Inspektor Sanitarny został wybrany w oficjalnym konkursie – pewnie trochę dzięki
dobrej współpracy wojewody i prezydenta. Platforma odkrywa karty i przyznaje
się, że konsultuje nawet posady sprzątaczek, a przewodniczący Rady Miasta z tej
partii, raz twierdzi, że trzeba takie rzeczy konsultować, a po chwili dodaje, że
konsultacje potrzebne nie są. Czy na partyjnym pokładzie jest jeszcze pilot ?
„Co miałem pytać Sobolewskiego czy mogę startować w konkursie?” –
mówi w rozmowie z Nad Wartą b. szef gorzowskiej Platformy Obywatelskiej, a od
kilku dni Powiatowy Inspektor Sanitarny Edward
Andrusyszyn. Jego słowa, to reakcja na wypowiedzi liderów PO Roberta Surowca i Jerzego Sobolewskiego, którzy wynik konkursu uważają za „psikus prezydenta Gorzowa i wojewody”.
Nie jest tajemnicą, że jeden i drugi nie należą do osób, które wojewoda Marcin Jabłoński chciałby oglądać
chociażby w korytarzach Lubuskiego Urzędu Wojewódzkiego. Z J. Sobolewskim
spotkał się tuż po nominacji, ale dla przewodniczącego Rady Miasta nie była to
rozmowa miła i sympatyczna. Dziś nie pozostawia złudzeń, że nominacja dla
Andrusyszyna, to dla władz gorzowskiej PO totalne zaskoczenie. „Metodyka powołania Andrusyszyna mi się nie
podoba, bo takie decyzje powinny być konsultowane” – powiedział w Radiu
Gorzów, jakby zapominając iż nowy Inspektor Sanitarny powołany został w wyniku
konkursu, a nie partyjnego namaszczenia. „Uważam, że nazwisko Andsyszyna
zostało podane na linii prezydent – wojewoda i to oni powinni wypowiadać się na
jego temat. To była decyzja wojewody i prezydenta Gorzowa” – wypalił dziś w
radiu Sobolewski, co nie spodobało się współpracownikom wojewody Jabłońskiego. „Przesadził i w swoich prywatnych animozjach
mógł sobie odpuścić wojewodę, bo on jest poza tymi gierkami” – mówi nieoficjalnie jeden z nich, dodając iż
przewodniczący Sobolewski nie szybko doczeka się osobistego spotkania z M.

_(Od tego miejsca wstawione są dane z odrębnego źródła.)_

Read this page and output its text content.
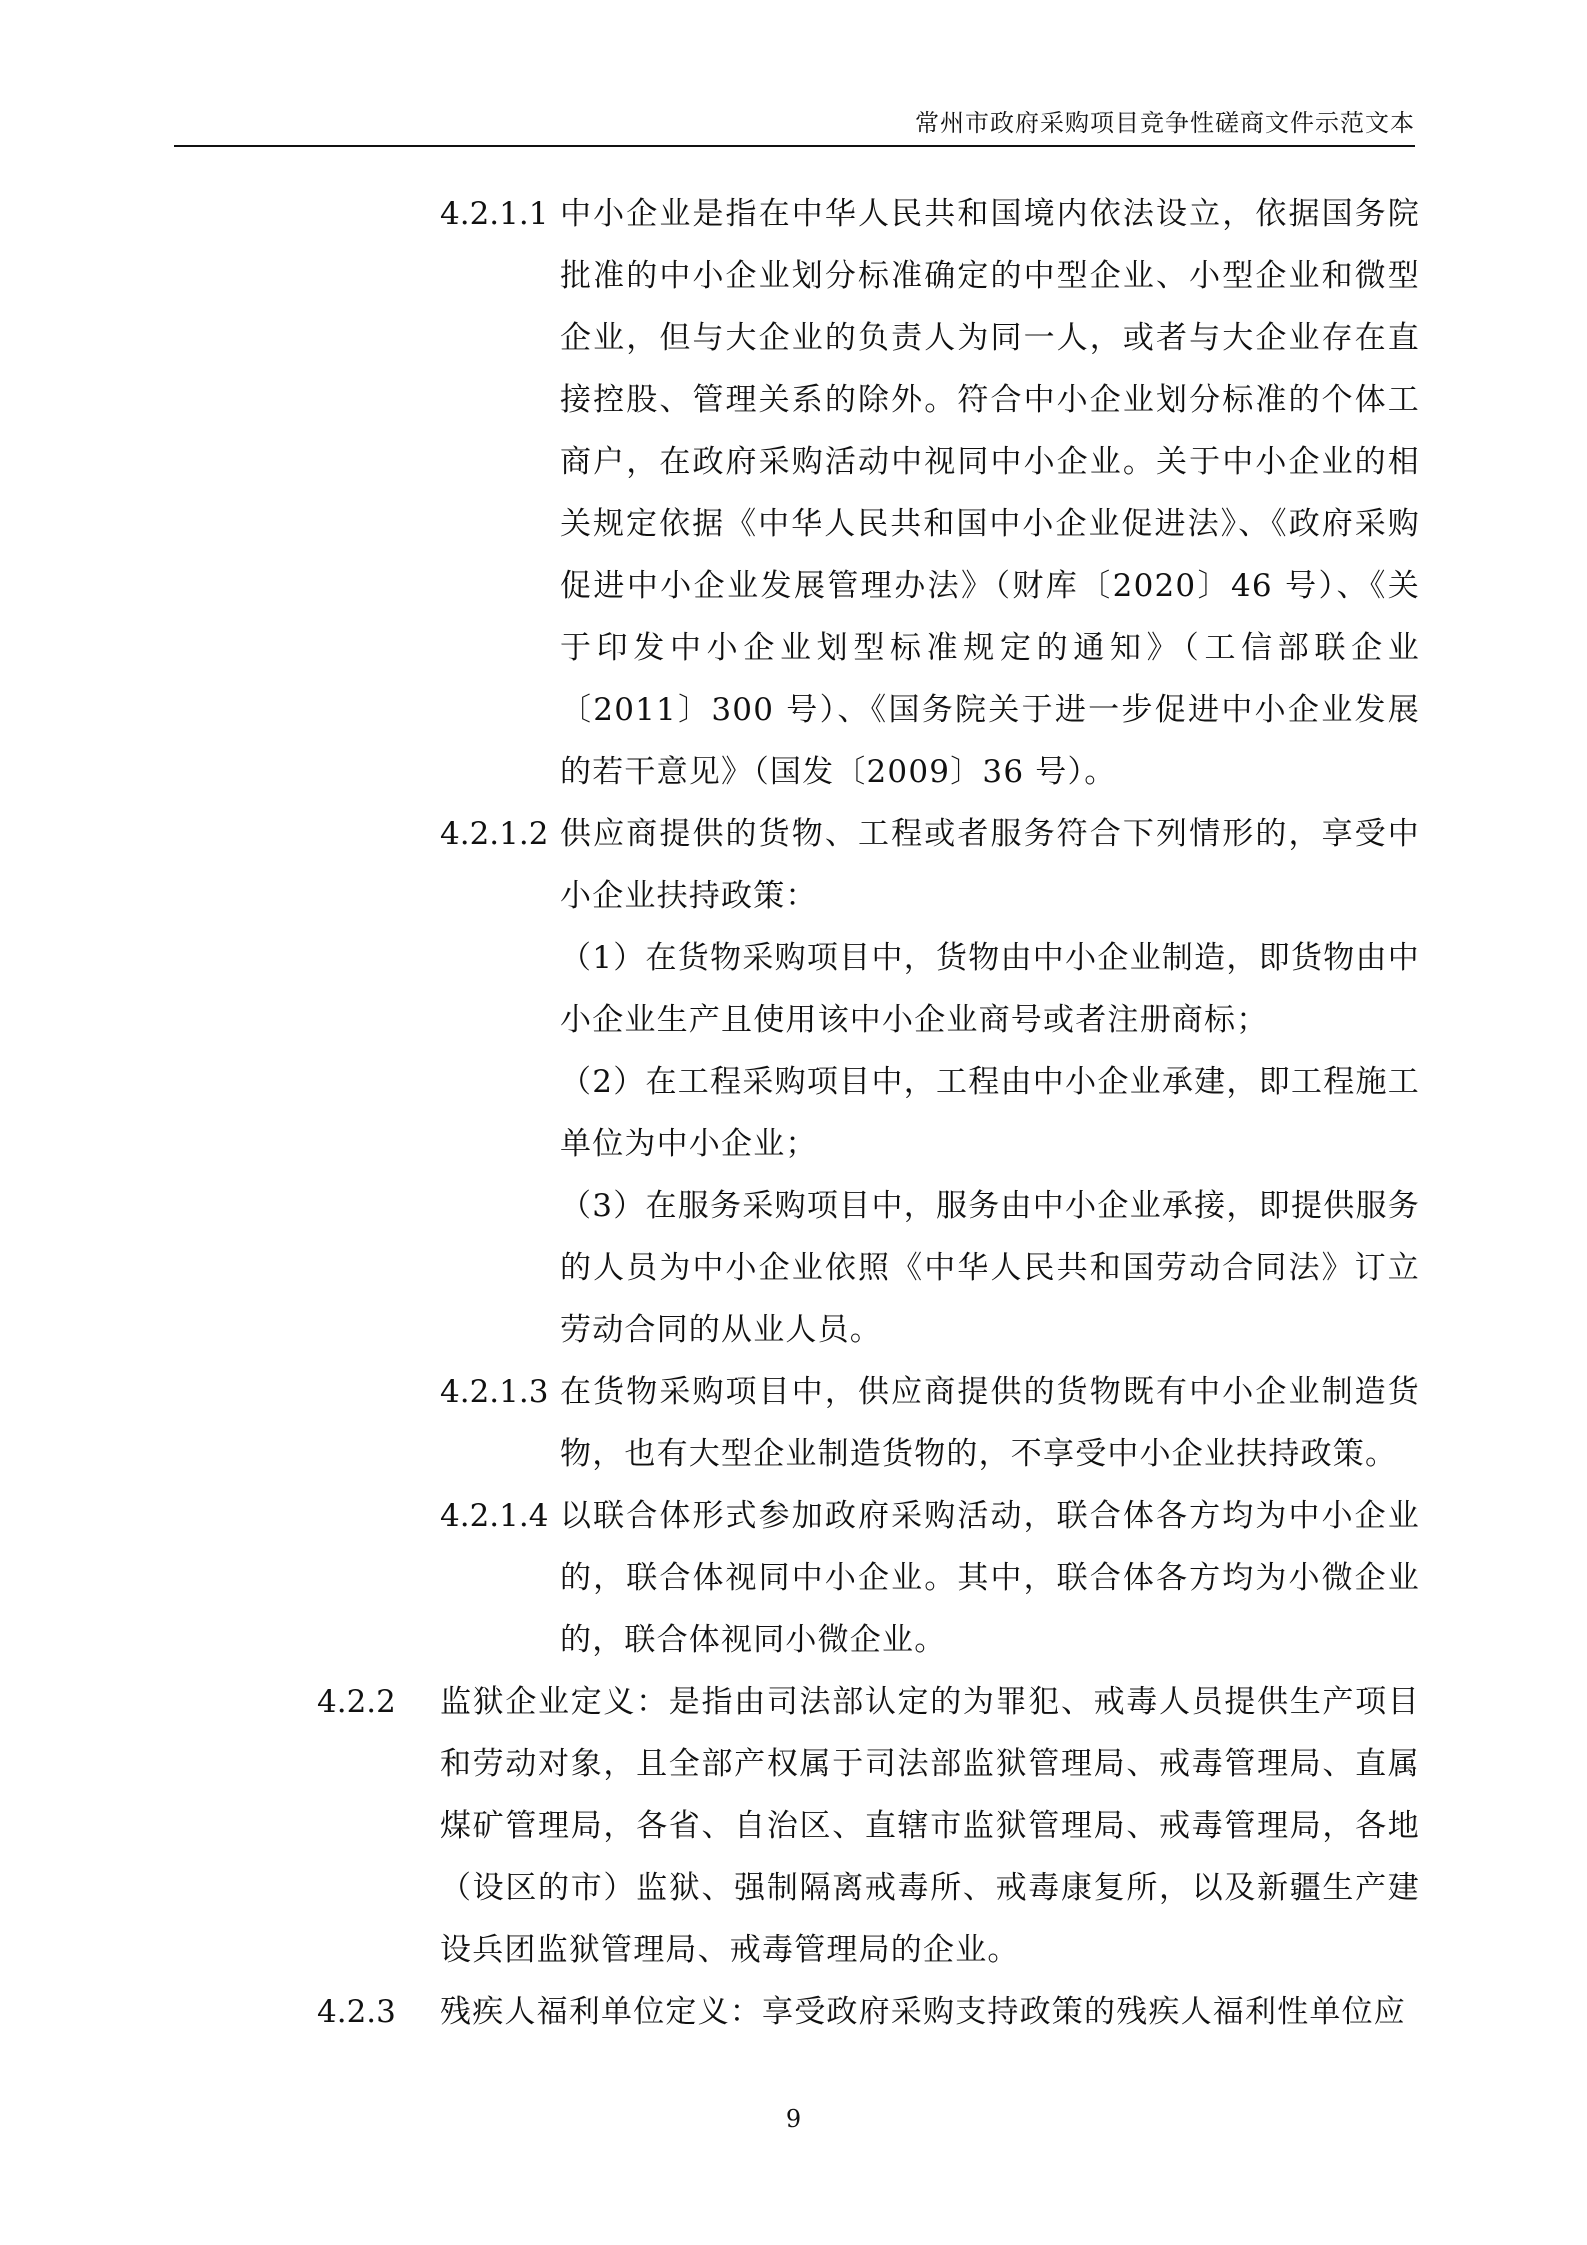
常州市政府采购项目竞争性磋商文件示范文本
4.2.1.1 中小企业是指在中华人民共和国境内依法设立，依据国务院批准的中小企业划分标准确定的中型企业、小型企业和微型企业，但与大企业的负责人为同一人，或者与大企业存在直接控股、管理关系的除外。符合中小企业划分标准的个体工商户，在政府采购活动中视同中小企业。关于中小企业的相关规定依据《中华人民共和国中小企业促进法》、《政府采购促进中小企业发展管理办法》（财库〔2020〕46 号）、《关于印发中小企业划型标准规定的通知》（工信部联企业〔2011〕300 号）、《国务院关于进一步促进中小企业发展的若干意见》（国发〔2009〕36 号）。
4.2.1.2 供应商提供的货物、工程或者服务符合下列情形的，享受中小企业扶持政策：
（1）在货物采购项目中，货物由中小企业制造，即货物由中小企业生产且使用该中小企业商号或者注册商标；
（2）在工程采购项目中，工程由中小企业承建，即工程施工单位为中小企业；
（3）在服务采购项目中，服务由中小企业承接，即提供服务的人员为中小企业依照《中华人民共和国劳动合同法》订立劳动合同的从业人员。
4.2.1.3 在货物采购项目中，供应商提供的货物既有中小企业制造货物，也有大型企业制造货物的，不享受中小企业扶持政策。
4.2.1.4 以联合体形式参加政府采购活动，联合体各方均为中小企业的，联合体视同中小企业。其中，联合体各方均为小微企业的，联合体视同小微企业。
4.2.2 监狱企业定义：是指由司法部认定的为罪犯、戒毒人员提供生产项目和劳动对象，且全部产权属于司法部监狱管理局、戒毒管理局、直属煤矿管理局，各省、自治区、直辖市监狱管理局、戒毒管理局，各地（设区的市）监狱、强制隔离戒毒所、戒毒康复所，以及新疆生产建设兵团监狱管理局、戒毒管理局的企业。
4.2.3 残疾人福利单位定义：享受政府采购支持政策的残疾人福利性单位应
9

Jabłońskim. Jeszcze mocniej wypowiada się dla Nad Wartą sam zainteresowany. „Inaczej zapadały decyzje, a Jurek Sobolewski
raz mnie już chciał kiedyś odwoływać” – powiedział Andrusyszyn, któremu działacze
gorzowskiej PO zarzucają iż był słabym szefem partii, ciągnął partię w kierunku
całkowitego podporządkowania jej strukturom w Zielonej Górze, a biorąc udział w
spotkaniach poszczególnych kół, zaraz po ich zakończeniu od razu meldował poseł
Bożennie Bukiewicz. Nie miał też
dobrych opinii jako urzędnik. „Zawsze
żartowaliśmy, a nawet śmialiśmy się z niego, ze całe życie był w tym Sanepidzie
inspektorem i poza Przychodnią Kolejową nic więcej w życiu nie osiągnął. Teraz
wskoczył na wysokiego konia i zobaczymy jak sobie poradzi, bo po przychodni
było trochę smrodu” – mówi działacz PO. Najciekawszą postacią – jak zawsze –
jest przewodniczący Sobolewski, który po kilku minutach rozmowy z red. Piotrem
Bednarkiem zmienił „trochę” zdanie. „Każdy chce zawsze awansować w swojej
specjalności i nie wiedzę powodu, by pan Andrusyszyn pytał nas o zgodę” –
powiedział dokładnie w 57 sekundzie po wypowiedzeniu zdania, że takie decyzje powinny być konsultowane. "Teraz będzie liczył sekundy" - żartuje samorządowiec PO, tłumacząc Sobolewskiego, że "taki już jego urok".